Usa Alaska

USA Statutes : alaska
Title : Public Finance
Chapter : Chapter 25. Appropriations

Repealed or Renumbered

Repealed or Renumbered

An appropriation made for a capital project is valid for the life of the project and the unexpended balance shall be carried forward to subsequent fiscal years. Between July 1 and August 31 of each fiscal year, a statement supporting the amount of the unexpended balance required to complete the projects for which the initial appropriation was made and the amount that may be lapsed shall be recorded with the Department of Administration.

(a) The unexpended balance of a one-year appropriation authorized in an appropriation bill lapses on June 30 of the fiscal year for which appropriated.
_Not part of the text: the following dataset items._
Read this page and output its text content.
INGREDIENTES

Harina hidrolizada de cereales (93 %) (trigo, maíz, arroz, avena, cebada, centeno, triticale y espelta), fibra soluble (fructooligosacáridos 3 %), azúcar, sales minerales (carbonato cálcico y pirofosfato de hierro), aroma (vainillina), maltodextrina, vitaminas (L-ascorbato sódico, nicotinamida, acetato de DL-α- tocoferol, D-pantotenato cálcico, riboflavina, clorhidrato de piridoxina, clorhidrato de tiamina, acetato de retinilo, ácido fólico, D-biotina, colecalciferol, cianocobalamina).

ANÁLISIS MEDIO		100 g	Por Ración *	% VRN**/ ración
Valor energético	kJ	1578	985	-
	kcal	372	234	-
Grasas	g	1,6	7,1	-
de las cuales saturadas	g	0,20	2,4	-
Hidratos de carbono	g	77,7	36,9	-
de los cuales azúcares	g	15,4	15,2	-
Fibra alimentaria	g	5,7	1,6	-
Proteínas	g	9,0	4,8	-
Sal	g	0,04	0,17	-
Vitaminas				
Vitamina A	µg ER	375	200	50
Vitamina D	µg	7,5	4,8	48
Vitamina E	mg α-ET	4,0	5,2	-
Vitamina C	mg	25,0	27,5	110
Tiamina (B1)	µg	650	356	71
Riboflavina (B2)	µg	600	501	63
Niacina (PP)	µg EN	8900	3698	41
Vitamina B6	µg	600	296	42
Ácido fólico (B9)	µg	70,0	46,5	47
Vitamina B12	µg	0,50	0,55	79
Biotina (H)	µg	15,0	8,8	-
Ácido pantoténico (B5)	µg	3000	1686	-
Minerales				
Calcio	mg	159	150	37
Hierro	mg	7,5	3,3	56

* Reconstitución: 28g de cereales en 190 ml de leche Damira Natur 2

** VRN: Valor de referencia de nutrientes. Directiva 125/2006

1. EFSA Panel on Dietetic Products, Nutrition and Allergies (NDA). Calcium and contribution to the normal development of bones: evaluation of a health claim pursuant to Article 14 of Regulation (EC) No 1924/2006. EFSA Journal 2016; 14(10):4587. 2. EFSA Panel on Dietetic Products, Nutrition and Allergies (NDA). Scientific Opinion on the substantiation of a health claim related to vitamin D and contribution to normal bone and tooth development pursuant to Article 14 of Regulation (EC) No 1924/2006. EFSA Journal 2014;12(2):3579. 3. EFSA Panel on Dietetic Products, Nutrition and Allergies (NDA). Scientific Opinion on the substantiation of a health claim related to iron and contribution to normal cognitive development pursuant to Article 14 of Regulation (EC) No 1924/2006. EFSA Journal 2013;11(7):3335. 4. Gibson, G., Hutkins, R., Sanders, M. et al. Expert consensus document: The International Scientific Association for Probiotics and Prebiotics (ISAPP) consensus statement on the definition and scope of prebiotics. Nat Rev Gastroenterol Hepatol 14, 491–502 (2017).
However, a valid obligation (encumbrance) existing on June 30 is automatically reappropriated for the fiscal year beginning on the succeeding July 1 if it is recorded with the Department of Administration by August 31 of the succeeding fiscal year.

(b) A valid approved claim arising from a prior year for which the appropriation has lapsed shall be paid from the current year's appropriations if this claim does not exceed the balance lapsed.

(c) University receipts received on or before June 30 of a fiscal year in excess of the amount expended for that year may be expended in the succeeding fiscal year if an appropriation of university receipts has been made for the succeeding fiscal year. The amount of university receipts expended in a fiscal year may not exceed the amount of university receipts appropriated for that year.

(d) The University of Alaska shall, in the report required under AS 14.40.190, report the amount of university receipts received in one year and expended in the succeeding fiscal year.

(e) In this section, 'university receipts' has the meaning given in AS 14.40.491.

(a) Except as provided in (b) of this section, unless federal law requires otherwise, a state agency may not disburse money unless the disbursement is made

(1) by an electronic funds transfer to an account in a financial institution; or

(2) from an account established by the state agency by contract with a financial institution under which a person uses an electronic payment card issued by the financial institution to access the money.

(b) A state agency is not required to use the disbursement methods described in (a) of the section if

(1) another state law or federal law requires that disbursement be made by another disbursement method;

(2) use of the disbursement methods would cause substantial hardship to the recipient of the disbursement;

(3) not more than five disbursements will be made to a recipient, or, on average, to each recipient entitled to disbursement under the program for which the disbursements are made;

(4) a vendor or grantee elects not to be paid by the disbursement methods;

(5) the disbursement is to a state employee and

(A) is the only disbursement that the state agency will make to the employee for the employment; or

(B) it is in the best interests of the state agency or the employee to use another disbursement method to pay the employee; or

(6) use of another disbursement method is in the best interests of the state agency.

(c) The commissioner of administration shall adopt regulations to implement (b) of this section.

(d) A state agency is not liable to pay a fee imposed by a recipient's financial institution for a disbursement made under (a) of this section.

(e) In this section,

(1) 'disbursement' includes wages and other employment benefits;

(2) 'state agency' means a department, institution, board, commission, division, authority, public corporation, committee, or other administrative unit of the executive branch of state government, including the University of Alaska.